Adam Liptak of the New York Times wrote an interesting piece on the delay in carrying out executions. For at least one U.S. Supreme Court justice, the long stay on death row amounts to cruel and unusual punishment.
According to Liptak, the average prisoner on death row has spent 13 years there, and the odds of growing old in prison are pretty good.
About 3,300 inmates are on death row in the United States. Last year, there were 46 executions.
According to a study published in 2004 in the Journal of Empirical Legal Studies, 5 percent of the 5,826 death sentences imposed from 1973 to 1995 were carried out in those years. By contrast, the study found, there was a 68 percent chance that death sentences in those years would be overturned by the courts.

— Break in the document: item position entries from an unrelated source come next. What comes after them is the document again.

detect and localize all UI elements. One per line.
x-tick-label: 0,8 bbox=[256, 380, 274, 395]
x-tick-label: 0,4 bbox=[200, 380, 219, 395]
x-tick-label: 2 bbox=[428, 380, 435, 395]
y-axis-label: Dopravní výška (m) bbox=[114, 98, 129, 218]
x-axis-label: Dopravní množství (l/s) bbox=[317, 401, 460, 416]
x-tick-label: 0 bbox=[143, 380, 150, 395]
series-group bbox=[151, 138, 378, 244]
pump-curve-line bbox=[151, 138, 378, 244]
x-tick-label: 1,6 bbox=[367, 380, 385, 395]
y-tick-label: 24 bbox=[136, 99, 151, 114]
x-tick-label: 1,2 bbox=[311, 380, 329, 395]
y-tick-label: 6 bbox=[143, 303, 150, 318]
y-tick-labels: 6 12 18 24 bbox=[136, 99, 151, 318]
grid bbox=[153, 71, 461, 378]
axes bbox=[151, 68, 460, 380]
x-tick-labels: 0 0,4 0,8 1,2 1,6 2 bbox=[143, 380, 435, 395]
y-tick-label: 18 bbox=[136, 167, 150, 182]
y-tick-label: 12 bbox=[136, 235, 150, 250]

Sarah H. Cleveland, a law professor at Columbia and a former State Department official, said there was a gap between the United States and much of the rest of the world on this point. “Although concerns about the human impact of excessive time spent on death row have received little attention in this country, the ‘death row phenomenon’ — including lengthy time on death row — has been recognized as inhuman punishment and illegal throughout Europe since the 1980s,” she said in an e-mail.
In 1978, when he was 27, Manuel Valle killed a police officer in Coral Gables, Fla. Last month, when he was 61, Mr. Valle was put to death for his crime. A couple of hours before his execution, the Supreme Court refused to grant him a stay—with one dissent. Justice Stephen G. Breyer wrote that the 33 years Valle spent on death row amounted to cruel and unusual punishment.